全国保険医団体連合会(保団連)によると、マイナ保険導入義務化直前の2023年3月に廃業した医院は、全国で1103件にのぼりました。そして、現行の保険証が廃止される2024年末までに廃業を決めている医院が、約1000件あるといいます。これはすなわち、無医村が増え、地域医療が崩壊する可能性をはらんでいると危惧します。
■高齢者施設は「利用者のマイナ保険証は預かれない」
高齢者や障がい者施設では、マイナ保険証の管理について、不安の声が上がっています。認知症の方が多く入居する施設などでは、現状、施設が保険証を預かって管理しているケースが殆どです。高齢者は医療機関の受診も多いので、入居者自身の管理が難しかったり、家族が近くにいない場合は、施設が管理せざるを得ないのです。
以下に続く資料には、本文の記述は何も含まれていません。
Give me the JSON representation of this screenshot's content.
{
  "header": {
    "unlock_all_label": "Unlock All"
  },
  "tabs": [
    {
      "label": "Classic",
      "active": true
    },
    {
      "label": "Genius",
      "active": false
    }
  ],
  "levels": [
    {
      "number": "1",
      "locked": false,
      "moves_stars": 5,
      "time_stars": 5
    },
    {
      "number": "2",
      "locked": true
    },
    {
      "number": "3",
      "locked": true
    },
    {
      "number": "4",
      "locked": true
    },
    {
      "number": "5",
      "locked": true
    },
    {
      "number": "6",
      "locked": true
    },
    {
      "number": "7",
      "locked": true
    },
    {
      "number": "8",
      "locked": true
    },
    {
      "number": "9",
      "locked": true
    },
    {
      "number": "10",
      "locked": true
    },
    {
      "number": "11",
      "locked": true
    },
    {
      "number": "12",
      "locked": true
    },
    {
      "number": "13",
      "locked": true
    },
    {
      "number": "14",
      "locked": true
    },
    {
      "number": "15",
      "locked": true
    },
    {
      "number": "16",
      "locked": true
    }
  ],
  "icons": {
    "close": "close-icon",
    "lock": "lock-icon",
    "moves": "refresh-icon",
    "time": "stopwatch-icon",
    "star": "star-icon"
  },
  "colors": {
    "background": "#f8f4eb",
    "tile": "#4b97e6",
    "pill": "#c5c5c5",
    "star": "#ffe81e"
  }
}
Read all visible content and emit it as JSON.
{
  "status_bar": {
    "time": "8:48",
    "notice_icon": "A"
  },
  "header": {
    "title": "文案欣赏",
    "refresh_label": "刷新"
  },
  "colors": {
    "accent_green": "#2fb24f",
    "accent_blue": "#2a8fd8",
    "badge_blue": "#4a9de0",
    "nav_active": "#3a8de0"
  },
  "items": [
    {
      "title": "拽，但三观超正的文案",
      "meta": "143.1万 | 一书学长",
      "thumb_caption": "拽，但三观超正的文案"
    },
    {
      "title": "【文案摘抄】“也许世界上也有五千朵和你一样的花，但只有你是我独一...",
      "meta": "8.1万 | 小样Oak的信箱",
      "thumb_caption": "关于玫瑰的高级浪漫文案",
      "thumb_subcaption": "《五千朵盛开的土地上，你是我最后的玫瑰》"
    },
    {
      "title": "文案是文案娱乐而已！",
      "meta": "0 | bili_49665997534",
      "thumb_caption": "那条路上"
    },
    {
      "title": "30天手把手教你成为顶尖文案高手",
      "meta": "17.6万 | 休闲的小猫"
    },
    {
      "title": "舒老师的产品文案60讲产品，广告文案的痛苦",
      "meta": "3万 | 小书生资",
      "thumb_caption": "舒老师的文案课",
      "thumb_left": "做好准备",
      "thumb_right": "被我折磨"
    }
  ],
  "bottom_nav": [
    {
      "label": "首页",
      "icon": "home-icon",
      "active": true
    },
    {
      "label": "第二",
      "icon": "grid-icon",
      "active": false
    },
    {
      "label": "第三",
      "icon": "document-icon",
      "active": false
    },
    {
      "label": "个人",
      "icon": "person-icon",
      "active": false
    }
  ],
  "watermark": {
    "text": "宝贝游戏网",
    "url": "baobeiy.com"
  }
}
全国保険医団体連合会が1219ヶ所の特別養護老人ホームや老人保健施設に対して行った調査によると、現在、入居者の保険証を預かって管理している施設は83.6パーセント。しかし、現行の保険証が廃止され、マイナ保険証の管理が必要となった場合、「管理できない」と回答した施設が94%に達しました。理由としては、「カード・暗証番号の紛失時の責任が重い」「カード・暗証番号の管理が困難」といった意見が多くを占めました。
■なぜ急ぐ 今の保険証を残せばそれでいい
個人情報と結びついたマイナ保険証の管理は、介護施設にとって大きな負担になります。このままだと、高齢者や障害者、地域医療といった弱い所にしわ寄せが起こることになります。現行の保険証を残せばいいだけ、ただ残せばいいだけなのです。
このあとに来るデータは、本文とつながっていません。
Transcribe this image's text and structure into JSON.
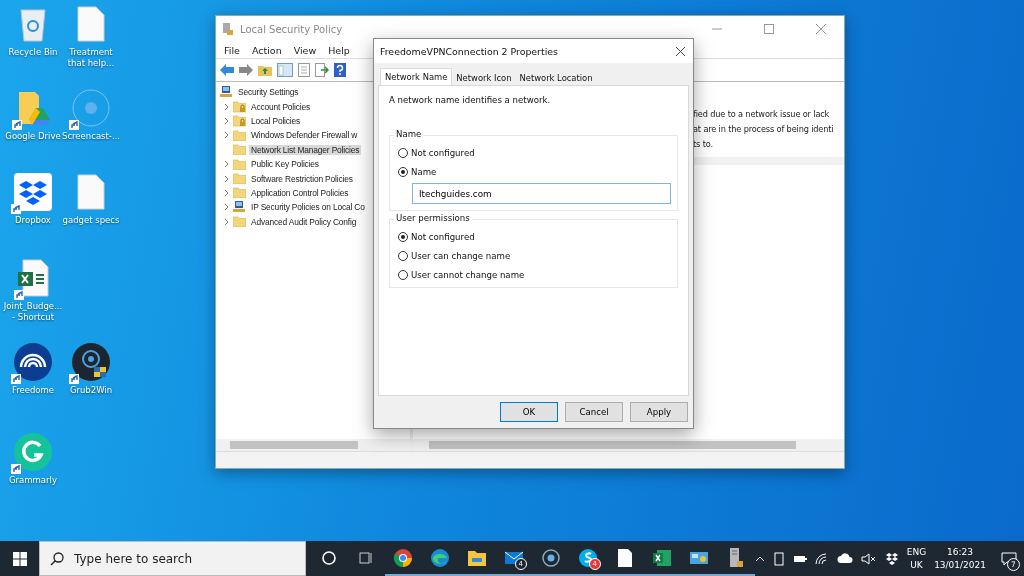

マイナ保険証により、国民は現在よりも大変不便になります。とくに要介護高齢者や在宅介護高齢者にとって、医療アクセスの妨げとなる危険があります。このままでは、地方の自治体が地域医療を守ろうと必死になって取り組んでいることを無にしかねません。
マイナンバーカードと保険証の一体化は、G7で日本だけです。デジタル先進国の北欧のエストニアや台湾でも別々にしています。
健康保険証は、国民にとって身近で重要な問題です。もっと国民の声に耳を傾けて、最善の方法を検討して頂きたいと思います。